Fakt Marathi Enterr10 MD Shirish Pattanshetty, however, says that the dubbing industry is making use of some other sectors to survive.

"As far as industry norm goes people have been deferred from operating dubbing studios but some large corporates are using dubbing to their benefit to tap various content for different languages to ensure there is freshness in the content to cater to the audiences so that the retention level is high," he says.

As the lockdown continues, no new episodes are being made. So, Pattanshetty thinks that the second-best option would be to dub the existing projects into native languages that are demanded by the audiences. He also believes that dubbing content is a beter option that showing OTT shows on TV.

On the contrary, subtitling is happening with the help of cloud-based platforms where artists are translating the content and sharing on the platform. The cloud-based solutions enable them to download and transfer easily and quality issues do not come into play like they do for audio in dubbing.

Cloud-based solutions enable editors also to work from home as long as they have stable broadband connectivity. Prime Focus Technologies has a cloud-based solution on its flagship product called CLEAR for content sharing, viewing and reviewing of the same at the other end. For localization, the options of reviewing multi-language audio tracks without creation of additional video screeners is a lifesaving facility. "Ability to give access through independent user IDs with watermarking of the content ensures online viewing of the files without having to send them to any one separately," Doshi adds.

While different states are mulling over various lockdown-lifting strategies, Bhatia says, “We have to wait till the government grants permission to resume work. We work with a lot of professional dubbing artists but due to the lockdown most of them are in their hometown. So, we are waiting for permission so that people could travel. As of now we are completely clueless what is going to happen next.”

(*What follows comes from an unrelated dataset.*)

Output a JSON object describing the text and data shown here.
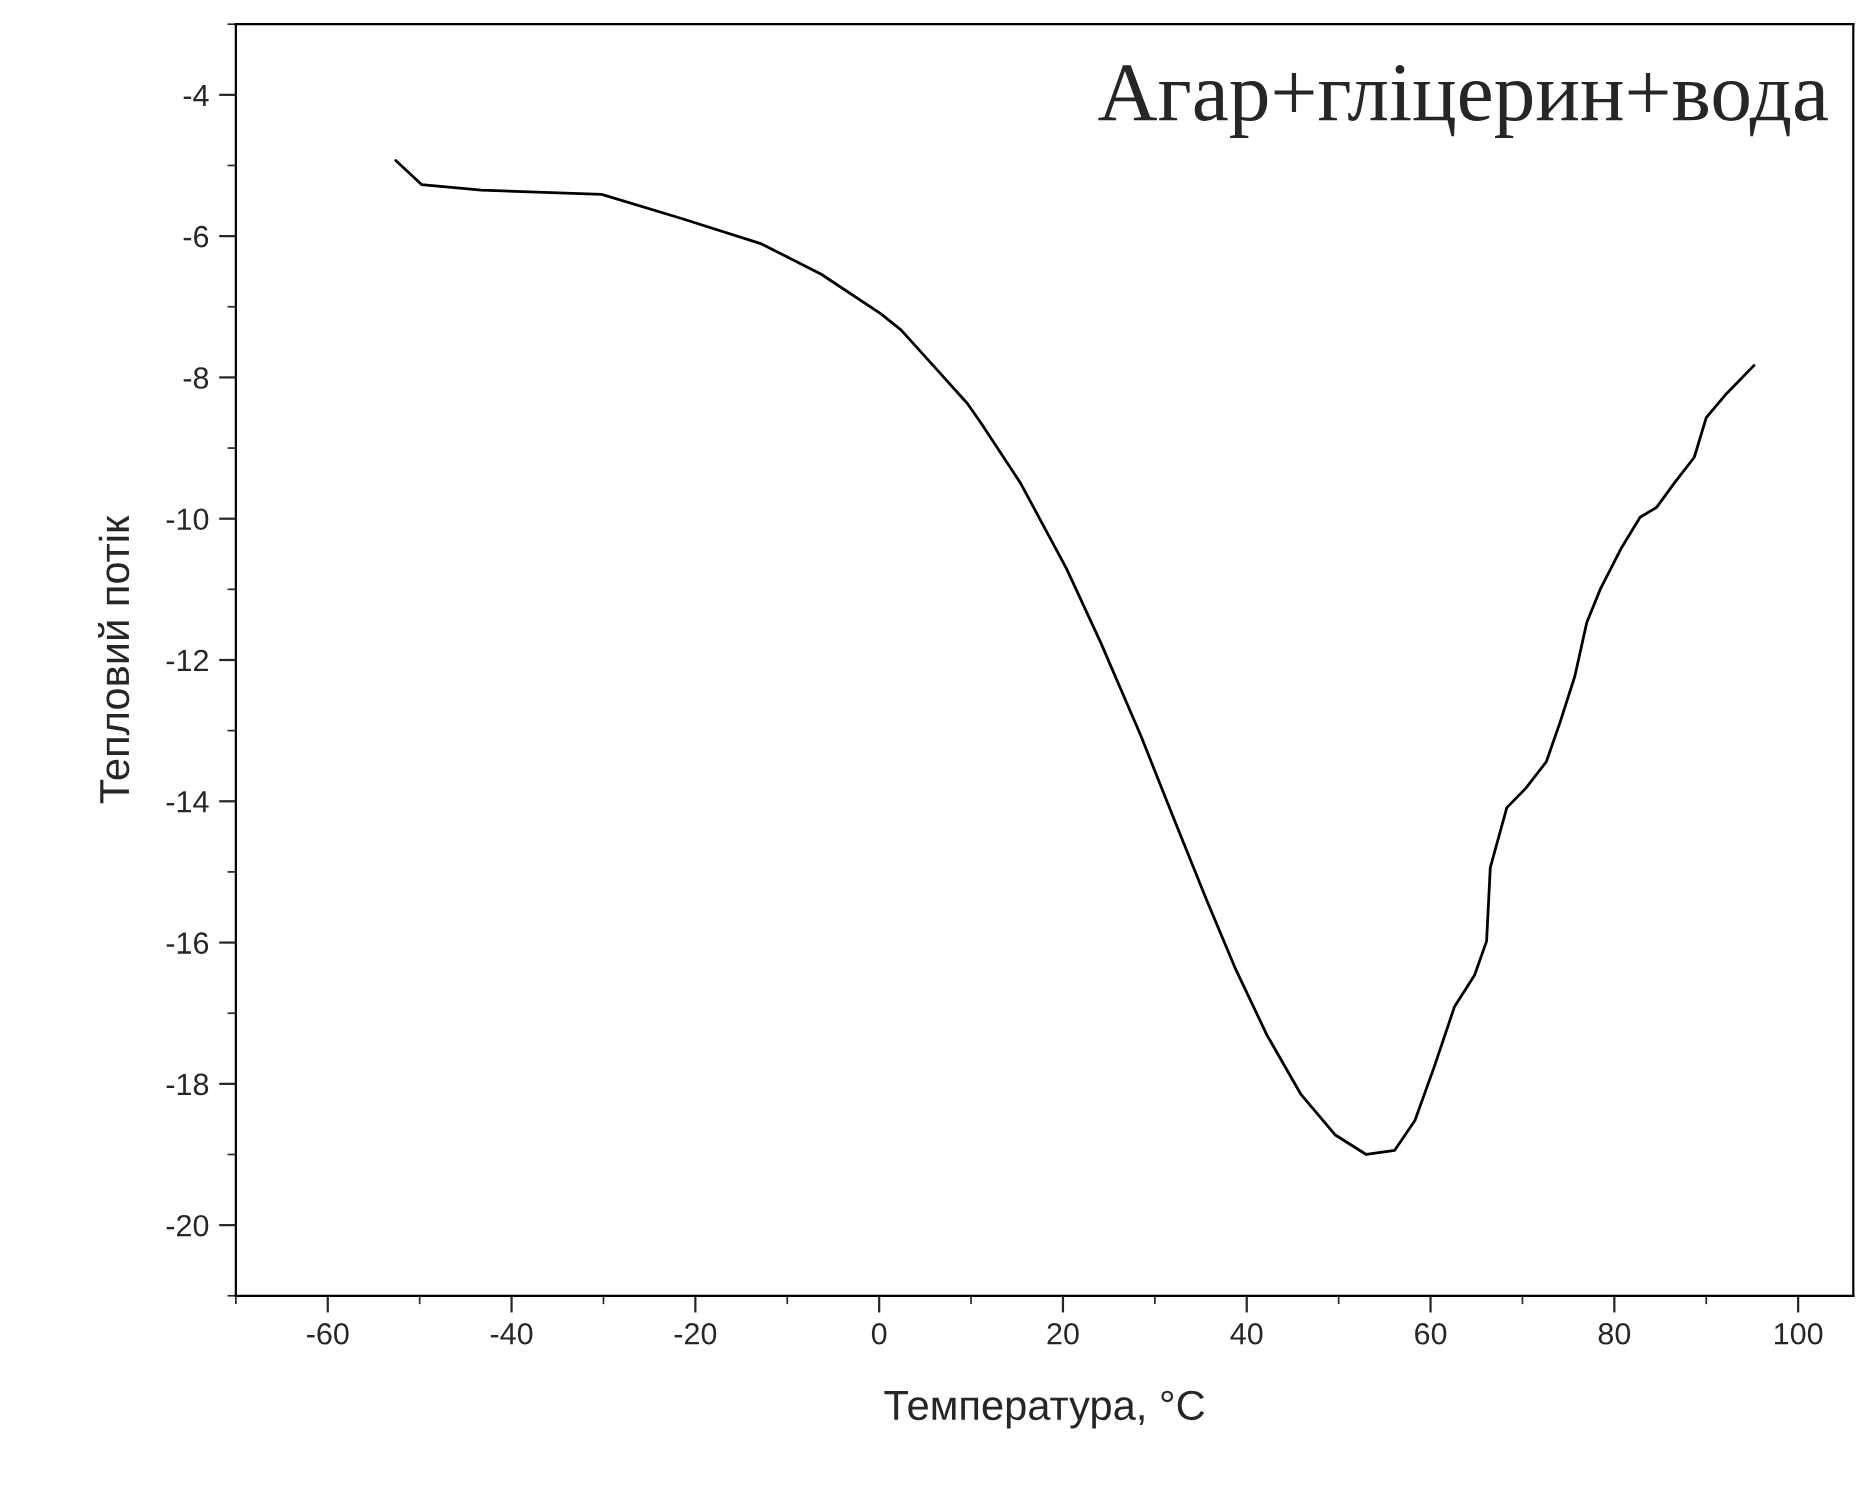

Pattanshetty thinks that even if Mumbai  remains shut there would be dubbing studios based out of Pune, Kolhapur or Sangli who could ensure work is delivered to other connecting places. If Delhi becomes fully functional, Hindi content can take help from Delhi studios.

Bhatia also points out that even after the lockdown is lifted clients will cut down the numbers of hours of dubbing. As cost-cutting measures, they might want to have only 20 hours of dubbed content rather than 50 hours.

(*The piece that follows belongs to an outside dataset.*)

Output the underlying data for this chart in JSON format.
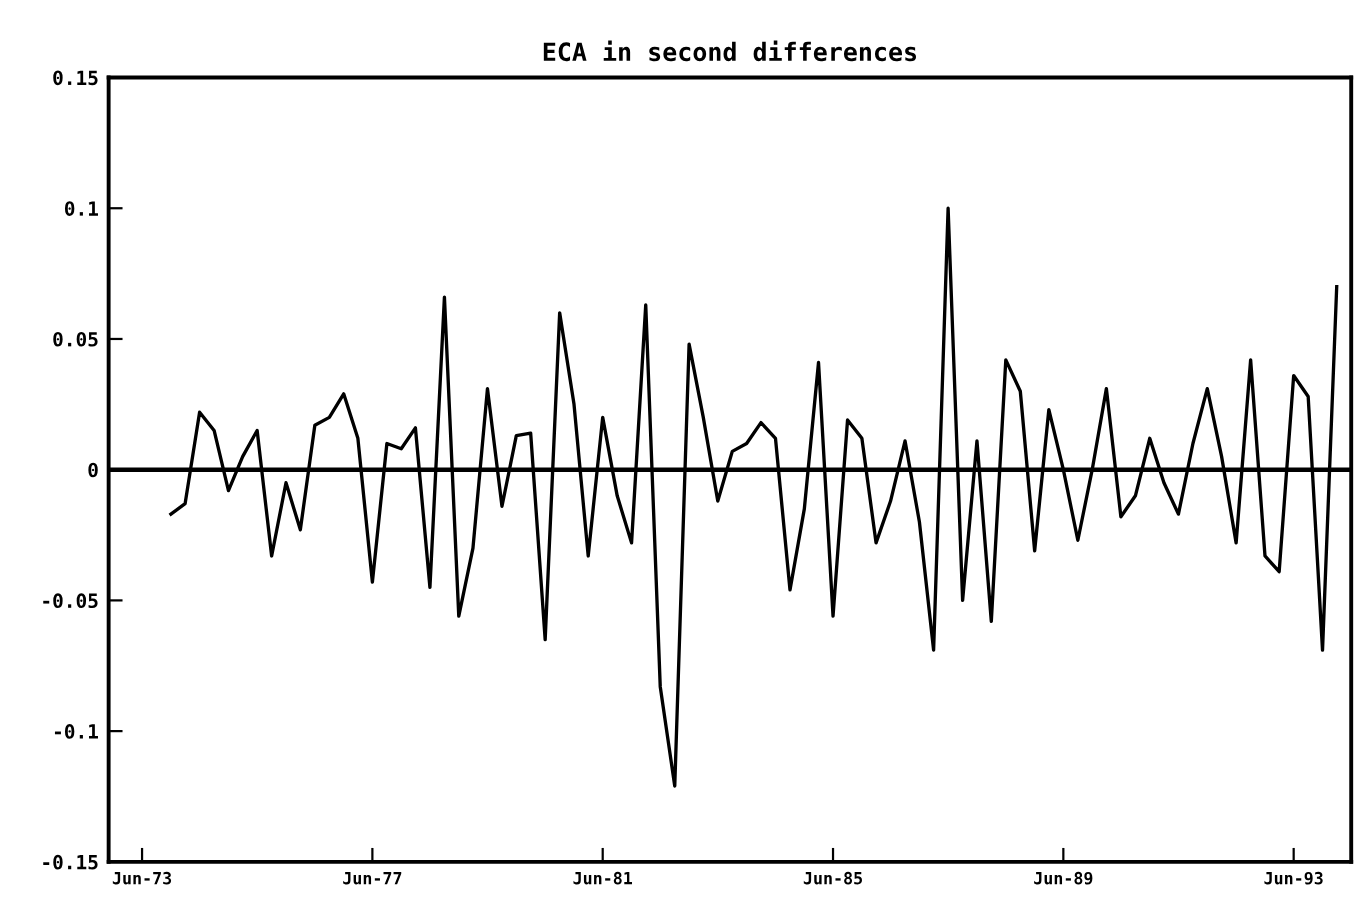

Joseph says, "We are currently suffering as there is no payment coming in. Initially, we would be finishing three to four movies a month and now we are restricted to just one."

In a recent announcement, Kerala cultural affairs minister AK Balan  said that the Malayalam film industry will soon resume the post-production work of pending films. Meanwhile, FEFSI association president RK Selvamani has requested the Tamil Nadu government to grant them the permission to resume post-production works such as dubbing, re-recording and editing for films and TV soaps. Additionally, the Karnataka government has also granted indoor shoot permission with minimal 18 to 20 people. While there were rumours that the Maharashtra government was likely to give some leeway, the sudden spurt in the number of cases has closed that door.

ZEEL executive vice president and cluster head South business Siju Prabhakaran says, “We are waiting for the Maharashtra government to grant permission to resume post-production work. In the meantime it is a good opportunity for people to use footages of short-form content which is pending for a long time.”

Although new shows are not in production, ZEEL says it has certain shows as backup which will be used in the content pipeline for future. Prabhakaran adds that audiences know short-form content are sometimes shot on the phone and there is a possibility that it will have a technical snag. As far as a proper TV serial or a film is concerned, it requires a dubbing studio.

For now, the dubbing industry doesn't have a way out and industry players are waiting for a revival strategy.